Solution:

In parallelogram ABCD, AB = CD, BC = AD

Draw perpendiculars from C and D on AB as shown.

In right angled ΔAEC, AC^{2} = AE^{2} + CE^{2} [By Pythagoras theorem]

⇒ AC^{2} = (AB + BE)^{2} + CE^{2}

⇒ AC^{2} = AB^{2} + BE^{2} + 2 AB × BE + CE^{2} → (1)

From the figure CD = EF (Since CDFE is a rectangle)

But CD= AB

⇒ AB = CD = EF

Also CE = DF (Distance between two parallel lines)
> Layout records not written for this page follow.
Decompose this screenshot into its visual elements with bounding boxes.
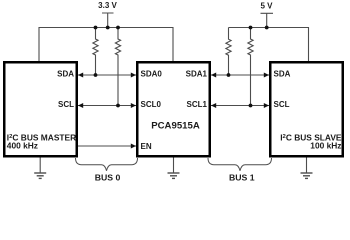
svg-text:SDA: SDA <box>274 70 291 79</box>
svg-text:SCL: SCL <box>274 100 290 109</box>
PCA9515A box <box>137 62 210 156</box>
supply 3.3 V <box>98 1 117 27</box>
I2C bus slave box <box>270 62 343 156</box>
ground (slave) <box>301 158 313 179</box>
wire EN <box>78 143 136 148</box>
svg-text:EN: EN <box>141 142 152 151</box>
junction on 3.3V rail at R2 <box>116 26 120 30</box>
svg-text:BUS 0: BUS 0 <box>95 173 121 183</box>
svg-text:SCL0: SCL0 <box>141 100 162 109</box>
svg-text:3.3 V: 3.3 V <box>98 1 117 10</box>
junction on 3.3V rail at supply <box>106 26 110 30</box>
resistor R2 (SCL bus0 pull-up) <box>115 28 120 106</box>
brace BUS 1 <box>208 158 272 171</box>
ground (master) <box>34 158 46 179</box>
svg-text:400 kHz: 400 kHz <box>7 141 38 151</box>
wire SCL bus 1 <box>211 103 269 108</box>
label I2C BUS SLAVE 100 kHz <box>280 132 342 150</box>
junction on 3.3V rail at R1 <box>94 26 98 30</box>
svg-text:PCA9515A: PCA9515A <box>151 121 200 132</box>
svg-text:SCL: SCL <box>58 100 74 109</box>
wire 3.3 V rail <box>39 28 173 62</box>
resistor R1 (SDA bus0 pull-up) <box>93 28 98 76</box>
wire SCL bus 0 <box>78 103 136 108</box>
label I2C BUS MASTER 400 kHz <box>7 132 76 150</box>
junction on 5V rail at supply <box>265 26 269 30</box>
svg-text:SDA: SDA <box>57 70 74 79</box>
resistor R3 (SDA bus1 pull-up) <box>226 28 231 76</box>
ground (PCA9515A) <box>168 158 180 179</box>
junction SCL bus0 / R2 <box>116 104 120 108</box>
junction SCL bus1 / R4 <box>249 104 253 108</box>
junction SDA bus1 / R3 <box>227 73 231 77</box>
svg-text:SDA0: SDA0 <box>141 70 163 79</box>
brace BUS 0 <box>76 158 138 171</box>
svg-text:SCL1: SCL1 <box>187 100 208 109</box>
resistor R4 (SCL bus1 pull-up) <box>248 28 253 106</box>
supply 5 V <box>260 1 273 27</box>
wire 5 V rail <box>229 28 309 62</box>
svg-text:BUS 1: BUS 1 <box>229 173 255 183</box>
junction SDA bus0 / R1 <box>94 73 98 77</box>
junction on 5V rail at R4 <box>249 26 253 30</box>
I2C bus master box <box>4 62 77 156</box>
wire SDA bus 0 <box>78 72 136 77</box>
svg-text:5 V: 5 V <box>260 1 273 10</box>
svg-text:SDA1: SDA1 <box>186 70 208 79</box>
svg-text:100 kHz: 100 kHz <box>310 141 341 151</box>
wire SDA bus 1 <box>211 72 269 77</box>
ΔAFD ≅ ΔBEC (RHS congruence rule)

⇒ AF = BE

Consider right angled ΔDFB

BD^{2} = BF^{2} + DF^{2} [By Pythagoras theorem]

= (EF – BE)^{2} + CE^{2} [Since DF = CE]

= (AB – BE)^{2} + CE^{2} [Since EF = AB]

⇒ BD^{2} = AB^{2} + BE^{2} – 2 AB × BE + CE^{2} → (2)

Add (1) and (2), we get

AC^{2} + BD^{2} = (AB^{2} + BE^{2} + 2 AB × BE + CE^{2}) + (AB^{2} + BE^{2} – 2 AB × BE + CE^{2})

= 2AB^{2} + 2BE^{2} + 2CE^{2}

AC^{2} + BD^{2} = 2AB^{2} + 2(BE^{2} + CE^{2}) → (3)

From right angled ΔBEC, BC^{2} = BE^{2} + CE^{2} [By Pythagoras theorem]

Hence equation (3) becomes,

AC^{2} + BD^{2} = 2AB^{2} + 2BC^{2}

= AB^{2} + AB^{2} + BC^{2} + BC^{2}

= AB^{2} + CD^{2} + BC^{2} + AD^{2}

∴ AC^{2} + BD^{2} = AB^{2} + BC^{2} + CD^{2} + AD^{2}

Thus the sum of the squares of the diagonals of a parallelogram is equal to the sum of the squares of its sides.